Conservative treatment includes regular wound cleaning and bandaging. Depending on the patient’s state, a doctor will prescribe ointments for leg trophic ulcers.

If the ulcer develops venous edema, employ compression bandages after administering ointment. They cure edema by temporarily narrowing the affected area’s diameter. Personalized socks can replace compression bandages if the disease improves.

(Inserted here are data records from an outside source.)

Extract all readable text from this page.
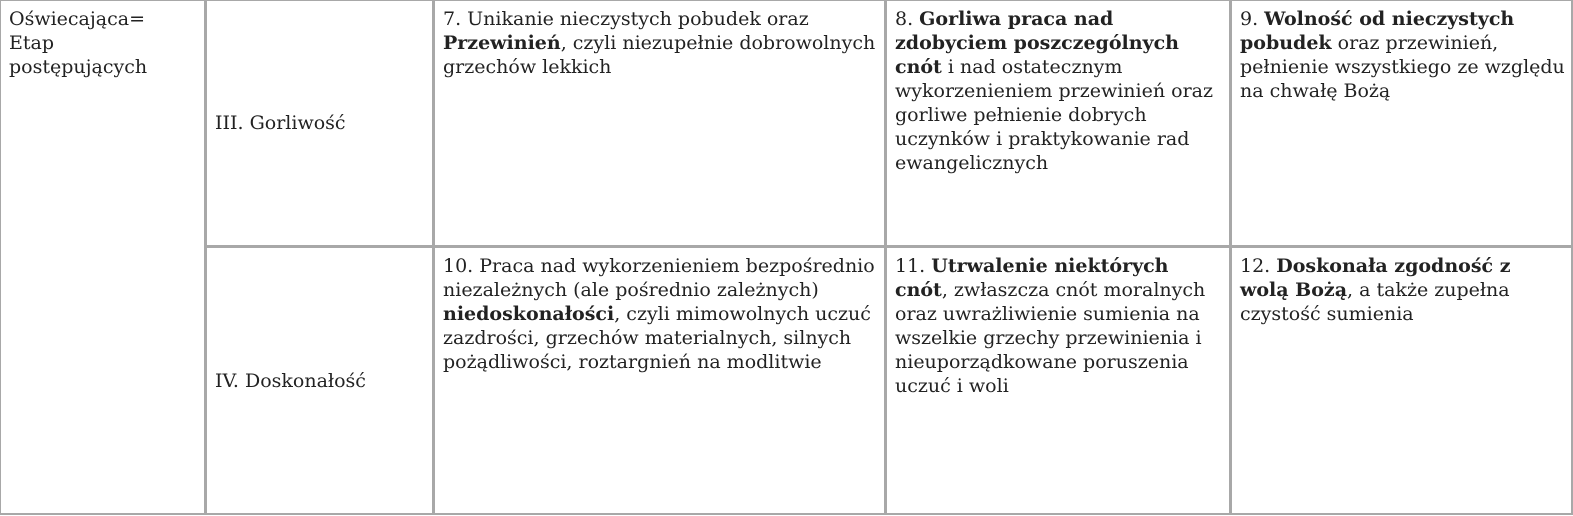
Oświecająca=
Etap
postępujących	III. Gorliwość	7. Unikanie nieczystych pobudek oraz Przewinień, czyli niezupełnie dobrowolnych grzechów lekkich	8. Gorliwa praca nad zdobyciem poszczególnych cnót i nad ostatecznym wykorzenieniem przewinień oraz gorliwe pełnienie dobrych uczynków i praktykowanie rad ewangelicznych	9. Wolność od nieczystych pobudek oraz przewinień, pełnienie wszystkiego ze względu na chwałę Bożą
	IV. Doskonałość	10. Praca nad wykorzenieniem bezpośrednio niezależnych (ale pośrednio zależnych) niedoskonałości, czyli mimowolnych uczuć zazdrości, grzechów materialnych, silnych pożądliwości, roztargnień na modlitwie	11. Utrwalenie niektórych cnót, zwłaszcza cnót moralnych oraz uwrażliwienie sumienia na wszelkie grzechy przewinienia i nieuporządkowane poruszenia uczuć i woli	12. Doskonała zgodność z wolą Bożą, a także zupełna czystość sumienia
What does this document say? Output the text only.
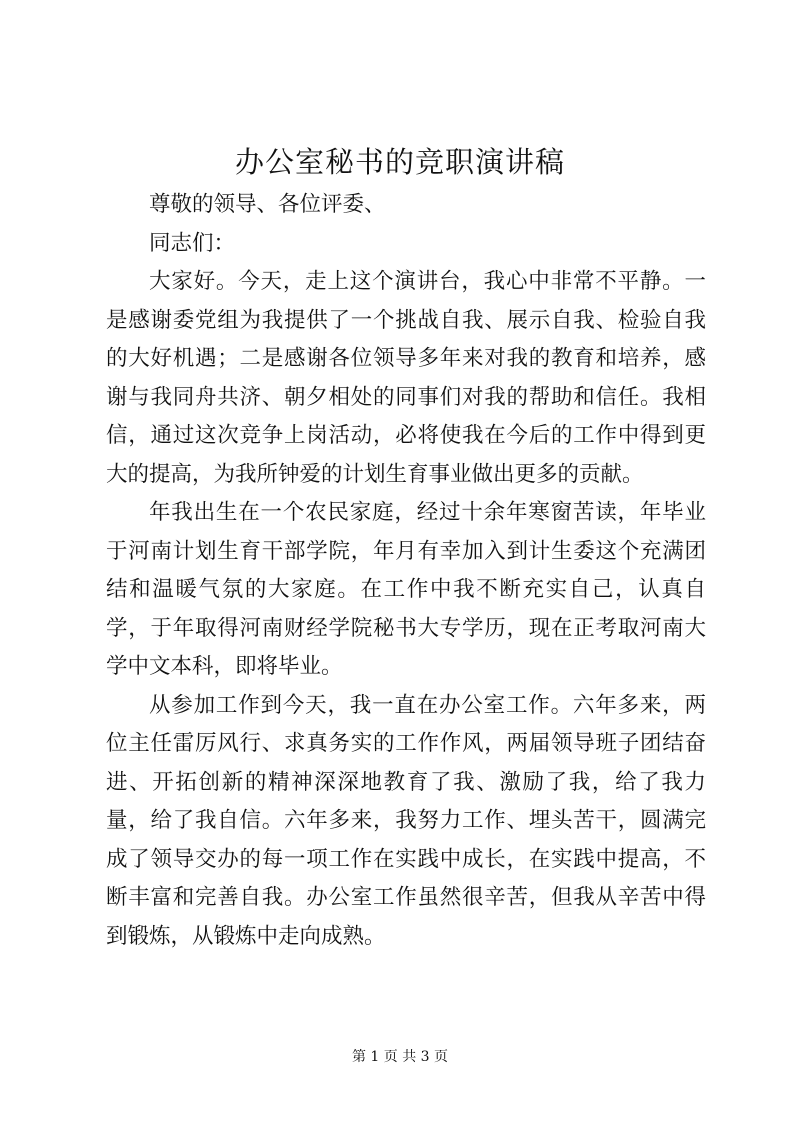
办公室秘书的竞职演讲稿

尊敬的领导、各位评委、

同志们：

大家好。今天，走上这个演讲台，我心中非常不平静。一是感谢委党组为我提供了一个挑战自我、展示自我、检验自我的大好机遇；二是感谢各位领导多年来对我的教育和培养，感谢与我同舟共济、朝夕相处的同事们对我的帮助和信任。我相信，通过这次竞争上岗活动，必将使我在今后的工作中得到更大的提高，为我所钟爱的计划生育事业做出更多的贡献。

年我出生在一个农民家庭，经过十余年寒窗苦读，年毕业于河南计划生育干部学院，年月有幸加入到计生委这个充满团结和温暖气氛的大家庭。在工作中我不断充实自己，认真自学，于年取得河南财经学院秘书大专学历，现在正考取河南大学中文本科，即将毕业。

从参加工作到今天，我一直在办公室工作。六年多来，两位主任雷厉风行、求真务实的工作作风，两届领导班子团结奋进、开拓创新的精神深深地教育了我、激励了我，给了我力量，给了我自信。六年多来，我努力工作、埋头苦干，圆满完成了领导交办的每一项工作在实践中成长，在实践中提高，不断丰富和完善自我。办公室工作虽然很辛苦，但我从辛苦中得到锻炼，从锻炼中走向成熟。

第 1 页 共 3 页
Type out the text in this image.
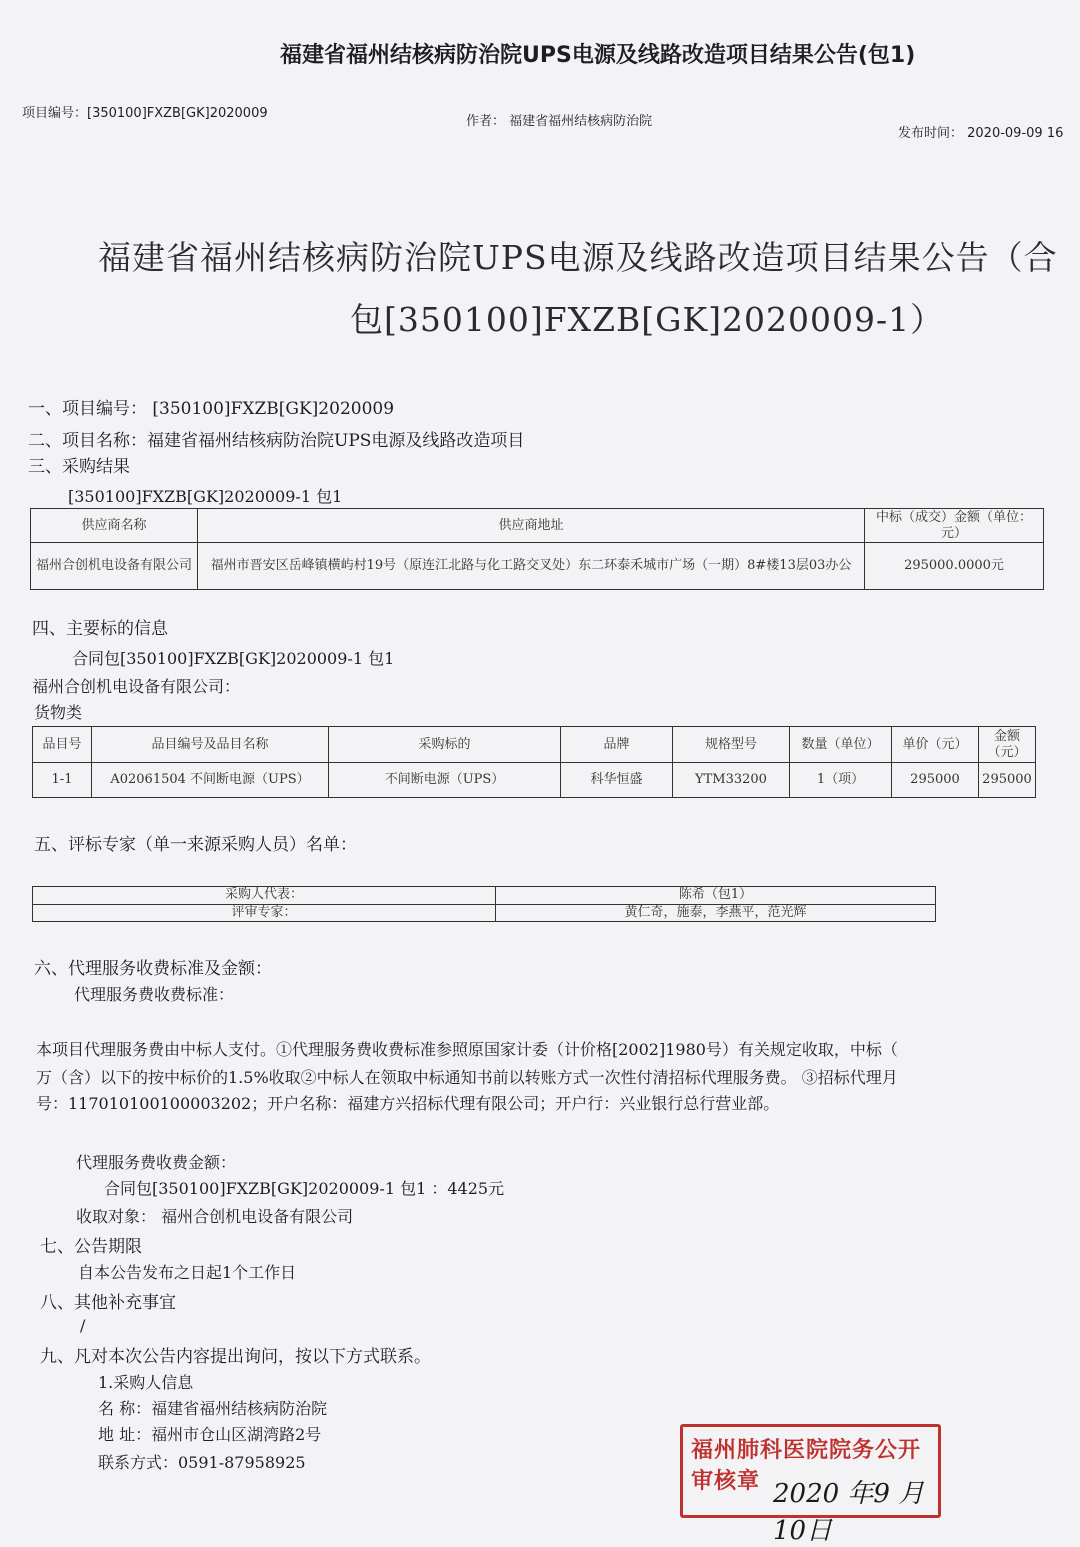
福建省福州结核病防治院UPS电源及线路改造项目结果公告(包1)
项目编号：[350100]FXZB[GK]2020009
作者： 福建省福州结核病防治院
发布时间： 2020-09-09 16
福建省福州结核病防治院UPS电源及线路改造项目结果公告（合
包[350100]FXZB[GK]2020009-1）
一、项目编号： [350100]FXZB[GK]2020009
二、项目名称：福建省福州结核病防治院UPS电源及线路改造项目
三、采购结果
[350100]FXZB[GK]2020009-1 包1
供应商名称	供应商地址	中标（成交）金额（单位：元）
福州合创机电设备有限公司	福州市晋安区岳峰镇横屿村19号（原连江北路与化工路交叉处）东二环泰禾城市广场（一期）8#楼13层03办公	295000.0000元
四、主要标的信息
合同包[350100]FXZB[GK]2020009-1 包1
福州合创机电设备有限公司：
货物类
品目号	品目编号及品目名称	采购标的	品牌	规格型号	数量（单位）	单价（元）	金额（元）
1-1	A02061504 不间断电源（UPS）	不间断电源（UPS）	科华恒盛	YTM33200	1（项）	295000	295000
五、评标专家（单一来源采购人员）名单：
采购人代表：	陈希（包1）
评审专家：	黄仁奇，施泰，李燕平，范光辉
六、代理服务收费标准及金额：
代理服务费收费标准：
本项目代理服务费由中标人支付。①代理服务费收费标准参照原国家计委（计价格[2002]1980号）有关规定收取，中标（
万（含）以下的按中标价的1.5%收取②中标人在领取中标通知书前以转账方式一次性付清招标代理服务费。 ③招标代理月
号：117010100100003202；开户名称：福建方兴招标代理有限公司；开户行：兴业银行总行营业部。
代理服务费收费金额：
合同包[350100]FXZB[GK]2020009-1 包1 ：4425元
收取对象： 福州合创机电设备有限公司
七、公告期限
自本公告发布之日起1个工作日
八、其他补充事宜
/
九、凡对本次公告内容提出询问，按以下方式联系。
1.采购人信息
名 称：福建省福州结核病防治院
地 址：福州市仓山区湖湾路2号
联系方式：0591-87958925	福州肺科医院院务公开审核章 2020 年9 月10日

Tubulcus is used to treat venous open wounds and conditions that put larger wounds at risk. It works on the idea of gradual pressure application, so the pressure in the tubulcus is strongest in the area of the medial maleolus and gradually lowers to the knee, assisting the veins in returning blood to the heart. As the external tubule achieves the optimum pressure, additional tissue fluid is forced into the veins and venous valves seal better. It improves cardiac circulation and decreases leg pressure. When pressure drops, skin and tissues get more oxygen. Ulcer heals.

For venous ulcers, try these steps:

  • Using properly fitted shoes and orthopedic insoles – Inflation, poor statics, and loose ligaments increase the risk of venous foot disease.
  • Gaining weight is a documented varicose vein risk factor.
  • Avoid extended standing and sitting, elevate your legs occasionally, and avoid excessive heat (saunas, solariums, thermal pools).
  • Large loads and strenuous exercise should be avoided since they raise abdominal pressure, dilating leg veins.
  • Wearing elastic stockings, daily dressing, and ulcer cleanliness


Luigi medicinal footwear improves biomechanical and medical difficulties, stimulates blood circulation, and calms wearers.

According to foot experts, anyone with joint, bone, and spine circulation issues, as well as varicose veins, should utilize Dr. Luigi products.


Prevention is easier than treatment. For prevention, it’s recommended to monitor veins, use circulation-improving gels and ointments regularly, avoid extended standing or sitting, and exercise regularly to promote circulation and stimulate the lower extremities.